At some point, the theme would shift from the radio station WLIR and British rock to Black history, culture, and art. Her archived collection of notebooks and journals impressively chronicles the various phases of her life from 10th grade to the present, and she still journals every day, writing in her Hobonchi planner several times throughout the course of the day. At one point, she thought she might switch to using an app called One Day, which was more efficient, but she realized that she’d have nothing to leave to her daughter, Devin, if she switched to digital forms of journaling. She wants her daughter to someday have all of her notebooks and read through them, all parts of them, because, as Khristina explains, these books are part of her legacy. 

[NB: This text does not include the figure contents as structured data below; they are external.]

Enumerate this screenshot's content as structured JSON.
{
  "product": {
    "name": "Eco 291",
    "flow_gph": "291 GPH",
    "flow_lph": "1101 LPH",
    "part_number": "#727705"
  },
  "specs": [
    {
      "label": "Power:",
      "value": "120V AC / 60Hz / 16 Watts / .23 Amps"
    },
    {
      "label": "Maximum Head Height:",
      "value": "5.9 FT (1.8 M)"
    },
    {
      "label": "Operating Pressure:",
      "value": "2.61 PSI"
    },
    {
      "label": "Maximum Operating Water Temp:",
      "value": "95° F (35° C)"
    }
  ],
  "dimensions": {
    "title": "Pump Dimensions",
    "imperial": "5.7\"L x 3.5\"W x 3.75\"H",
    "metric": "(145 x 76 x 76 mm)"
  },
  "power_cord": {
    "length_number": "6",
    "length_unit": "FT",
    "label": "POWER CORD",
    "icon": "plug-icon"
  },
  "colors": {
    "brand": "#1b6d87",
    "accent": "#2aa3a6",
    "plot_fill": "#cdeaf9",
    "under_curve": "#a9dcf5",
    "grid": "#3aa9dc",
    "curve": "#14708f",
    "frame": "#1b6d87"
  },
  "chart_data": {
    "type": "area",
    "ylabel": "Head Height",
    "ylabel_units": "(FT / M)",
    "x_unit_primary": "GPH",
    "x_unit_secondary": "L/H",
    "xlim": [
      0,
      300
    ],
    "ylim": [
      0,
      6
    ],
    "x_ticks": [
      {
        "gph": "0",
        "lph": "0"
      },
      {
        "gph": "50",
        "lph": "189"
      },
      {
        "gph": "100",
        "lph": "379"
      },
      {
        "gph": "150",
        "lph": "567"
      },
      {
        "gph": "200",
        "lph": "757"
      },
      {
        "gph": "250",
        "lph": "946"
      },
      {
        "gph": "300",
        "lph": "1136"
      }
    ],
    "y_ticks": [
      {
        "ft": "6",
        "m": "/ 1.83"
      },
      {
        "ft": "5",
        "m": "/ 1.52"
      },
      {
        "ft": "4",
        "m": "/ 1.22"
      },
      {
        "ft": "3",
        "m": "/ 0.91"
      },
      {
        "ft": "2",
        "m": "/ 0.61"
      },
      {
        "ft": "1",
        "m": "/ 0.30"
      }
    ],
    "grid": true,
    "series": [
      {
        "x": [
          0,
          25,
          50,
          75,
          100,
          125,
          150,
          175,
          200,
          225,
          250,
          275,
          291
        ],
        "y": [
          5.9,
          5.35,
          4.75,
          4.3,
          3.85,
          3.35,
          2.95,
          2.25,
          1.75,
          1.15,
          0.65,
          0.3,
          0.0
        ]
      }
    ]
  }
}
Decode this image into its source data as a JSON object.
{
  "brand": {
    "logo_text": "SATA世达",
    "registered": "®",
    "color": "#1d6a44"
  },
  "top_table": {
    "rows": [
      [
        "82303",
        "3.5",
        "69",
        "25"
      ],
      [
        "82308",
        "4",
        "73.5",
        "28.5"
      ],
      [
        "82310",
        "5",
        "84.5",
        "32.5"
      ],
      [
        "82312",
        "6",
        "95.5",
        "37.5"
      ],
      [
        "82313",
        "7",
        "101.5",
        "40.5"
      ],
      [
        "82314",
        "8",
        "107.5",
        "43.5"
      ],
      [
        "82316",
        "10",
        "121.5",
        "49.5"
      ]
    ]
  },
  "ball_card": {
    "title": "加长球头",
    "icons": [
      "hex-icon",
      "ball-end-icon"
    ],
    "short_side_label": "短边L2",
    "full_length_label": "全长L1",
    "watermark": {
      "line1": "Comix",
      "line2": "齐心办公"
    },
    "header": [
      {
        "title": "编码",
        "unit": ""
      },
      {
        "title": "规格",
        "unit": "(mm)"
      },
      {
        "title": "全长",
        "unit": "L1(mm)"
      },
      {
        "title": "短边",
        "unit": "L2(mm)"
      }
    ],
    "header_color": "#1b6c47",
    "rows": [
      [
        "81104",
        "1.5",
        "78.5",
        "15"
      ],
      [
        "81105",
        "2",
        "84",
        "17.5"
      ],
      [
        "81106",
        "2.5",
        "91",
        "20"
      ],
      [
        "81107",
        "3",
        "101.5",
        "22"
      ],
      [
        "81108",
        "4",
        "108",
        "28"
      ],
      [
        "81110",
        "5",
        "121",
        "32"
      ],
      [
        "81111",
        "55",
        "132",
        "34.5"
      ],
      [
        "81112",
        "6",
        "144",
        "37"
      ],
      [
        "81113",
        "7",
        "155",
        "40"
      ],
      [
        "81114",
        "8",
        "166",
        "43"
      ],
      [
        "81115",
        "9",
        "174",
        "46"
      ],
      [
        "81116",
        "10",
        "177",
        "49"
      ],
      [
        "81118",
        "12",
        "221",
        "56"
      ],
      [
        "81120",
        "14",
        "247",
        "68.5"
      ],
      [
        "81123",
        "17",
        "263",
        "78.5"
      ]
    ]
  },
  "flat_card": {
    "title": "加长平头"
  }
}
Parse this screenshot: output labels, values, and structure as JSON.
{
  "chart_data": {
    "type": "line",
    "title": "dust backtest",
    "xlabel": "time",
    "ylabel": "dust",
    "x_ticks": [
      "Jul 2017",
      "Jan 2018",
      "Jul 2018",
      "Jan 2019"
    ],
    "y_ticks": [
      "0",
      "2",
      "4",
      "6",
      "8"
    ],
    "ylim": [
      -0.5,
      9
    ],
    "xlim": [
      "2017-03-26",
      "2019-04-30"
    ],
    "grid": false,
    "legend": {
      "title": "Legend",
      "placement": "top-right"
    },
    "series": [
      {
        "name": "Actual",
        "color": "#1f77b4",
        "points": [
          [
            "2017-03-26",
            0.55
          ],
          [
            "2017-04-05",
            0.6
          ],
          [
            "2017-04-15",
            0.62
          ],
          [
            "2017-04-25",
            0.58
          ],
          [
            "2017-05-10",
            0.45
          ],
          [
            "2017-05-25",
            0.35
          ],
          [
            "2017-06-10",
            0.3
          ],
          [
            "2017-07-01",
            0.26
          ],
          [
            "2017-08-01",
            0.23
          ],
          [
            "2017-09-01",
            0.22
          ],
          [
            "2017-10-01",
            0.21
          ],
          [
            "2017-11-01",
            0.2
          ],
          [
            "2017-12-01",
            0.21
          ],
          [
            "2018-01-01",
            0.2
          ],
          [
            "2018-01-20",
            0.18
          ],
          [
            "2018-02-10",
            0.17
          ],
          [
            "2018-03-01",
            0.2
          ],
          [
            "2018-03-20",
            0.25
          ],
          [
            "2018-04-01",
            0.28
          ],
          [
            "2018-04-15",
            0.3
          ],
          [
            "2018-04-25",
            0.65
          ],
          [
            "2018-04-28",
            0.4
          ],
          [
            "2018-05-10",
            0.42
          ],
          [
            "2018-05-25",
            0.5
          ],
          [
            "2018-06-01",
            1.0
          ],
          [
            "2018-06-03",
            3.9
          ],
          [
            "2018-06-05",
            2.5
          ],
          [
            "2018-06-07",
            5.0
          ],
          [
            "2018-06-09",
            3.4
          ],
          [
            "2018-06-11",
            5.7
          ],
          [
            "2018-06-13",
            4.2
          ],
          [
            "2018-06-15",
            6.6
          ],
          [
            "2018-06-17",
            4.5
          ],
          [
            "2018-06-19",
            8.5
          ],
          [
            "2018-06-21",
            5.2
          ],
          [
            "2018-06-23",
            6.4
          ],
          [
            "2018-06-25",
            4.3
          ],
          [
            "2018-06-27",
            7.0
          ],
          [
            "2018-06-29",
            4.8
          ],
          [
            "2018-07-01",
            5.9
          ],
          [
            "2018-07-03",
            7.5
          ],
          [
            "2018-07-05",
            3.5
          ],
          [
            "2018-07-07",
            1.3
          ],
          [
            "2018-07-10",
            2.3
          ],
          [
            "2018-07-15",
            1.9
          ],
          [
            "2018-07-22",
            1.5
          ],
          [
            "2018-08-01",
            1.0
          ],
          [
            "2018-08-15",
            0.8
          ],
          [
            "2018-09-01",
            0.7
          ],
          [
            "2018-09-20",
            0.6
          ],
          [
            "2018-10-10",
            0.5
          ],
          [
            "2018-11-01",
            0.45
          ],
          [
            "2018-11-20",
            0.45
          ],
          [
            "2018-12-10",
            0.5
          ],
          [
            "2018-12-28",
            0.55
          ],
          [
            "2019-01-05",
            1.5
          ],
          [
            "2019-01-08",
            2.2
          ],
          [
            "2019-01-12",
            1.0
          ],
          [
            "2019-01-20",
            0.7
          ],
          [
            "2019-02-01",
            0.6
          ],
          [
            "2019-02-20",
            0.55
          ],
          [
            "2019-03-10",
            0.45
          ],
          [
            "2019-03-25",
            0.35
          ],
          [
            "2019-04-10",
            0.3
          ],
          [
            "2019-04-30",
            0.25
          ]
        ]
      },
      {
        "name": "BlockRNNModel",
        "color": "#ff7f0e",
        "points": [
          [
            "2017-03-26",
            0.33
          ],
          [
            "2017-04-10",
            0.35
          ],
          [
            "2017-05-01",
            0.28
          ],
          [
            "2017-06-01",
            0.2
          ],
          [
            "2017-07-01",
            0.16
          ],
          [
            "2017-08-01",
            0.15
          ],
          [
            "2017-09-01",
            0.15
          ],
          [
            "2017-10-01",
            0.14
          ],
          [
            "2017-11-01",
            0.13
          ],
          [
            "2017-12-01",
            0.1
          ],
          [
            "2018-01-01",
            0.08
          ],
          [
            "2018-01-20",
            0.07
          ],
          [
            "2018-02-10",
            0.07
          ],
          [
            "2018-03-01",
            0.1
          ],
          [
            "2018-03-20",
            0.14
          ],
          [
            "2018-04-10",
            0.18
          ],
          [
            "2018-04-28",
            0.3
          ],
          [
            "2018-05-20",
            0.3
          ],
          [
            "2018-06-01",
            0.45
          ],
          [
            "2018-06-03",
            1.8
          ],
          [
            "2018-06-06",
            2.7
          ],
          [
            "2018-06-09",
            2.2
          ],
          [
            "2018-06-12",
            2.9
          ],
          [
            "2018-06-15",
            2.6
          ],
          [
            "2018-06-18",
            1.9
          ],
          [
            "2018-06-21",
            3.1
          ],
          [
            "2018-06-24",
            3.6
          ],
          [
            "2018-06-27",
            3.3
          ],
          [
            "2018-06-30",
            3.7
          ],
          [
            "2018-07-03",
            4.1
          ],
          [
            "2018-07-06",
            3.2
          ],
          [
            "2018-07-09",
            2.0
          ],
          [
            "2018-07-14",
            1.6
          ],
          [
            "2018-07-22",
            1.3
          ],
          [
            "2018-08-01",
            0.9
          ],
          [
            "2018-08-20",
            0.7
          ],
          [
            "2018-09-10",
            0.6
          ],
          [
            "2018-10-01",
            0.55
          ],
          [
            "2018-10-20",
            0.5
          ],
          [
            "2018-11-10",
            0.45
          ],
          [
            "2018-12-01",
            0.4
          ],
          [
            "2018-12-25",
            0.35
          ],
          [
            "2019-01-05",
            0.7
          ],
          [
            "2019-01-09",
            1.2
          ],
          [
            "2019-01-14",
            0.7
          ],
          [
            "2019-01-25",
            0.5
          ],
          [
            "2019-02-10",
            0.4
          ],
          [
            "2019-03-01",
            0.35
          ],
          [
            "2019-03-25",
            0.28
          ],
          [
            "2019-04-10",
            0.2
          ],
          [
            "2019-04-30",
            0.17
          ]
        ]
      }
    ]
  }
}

While her childhood was marked by trauma, and she would sometimes get into trouble after her mother would read something she’d written in a notebook, she continued to write, own, curate, and cultivate her story. She owned it and valued it so much that the preservation of it is part of the process, so that, in her own words, her daughter has a chance to “know me when I’m not here anymore.” Her notebooks were not only something that she was compelled to write in and keep because they helped her cope and manage anxiety and plan and gain some sense of control over her life, but they were also such an important and integral/intimate part of herself that they would be a connection to her when she was no longer here. 

Her story is told not only in words, but in art and images as well. Sometimes, she cannot articulate her feelings through writing and when that happens, she doesn’t pressure herself. She decorates her journal and plays with paper until she’s inspired to write. She uses a lot of stickers and prints photos on sticker paper to fill the pages because that allows her to express herself in artistic ways with, what she calls, her limited artistic ability, and I loved looking at them. Her notebooks are beautiful and full of rich meaning. I was inspired by her ability to embrace her inner child and find joy in playfulness, color, and art.

To those who want to keep a journal or notebook, but don’t know where or how to get started, Khristina suggests that you find a basic notebook that is beautiful and portable and that you always keep it with you. “Make it a place where you can attach memorable things from you day, [like] movie or concert tickets, I VOTED stickers, pictures of your family, etc. These make your notes more valuable to you.” 

Her favorite supplies include her Hobonichi planners. She uses the A5 Avec, which divides the year into two notebooks. This makes them thinner for her because they get thicker when she adds things to the pages. She also likes Cloth and Paper inserts, Rosie Papeterie, TWSBI fountain pens, UNI One, and Sarasa dry pens. 

I am so grateful to Khristina for opening up her notebooks and her heart, and I will be carrying this advice into the New Year with me by intentionally capturing more of my special memories in more playful ways and not only focusing on words and the “serious” stuff that makes up life.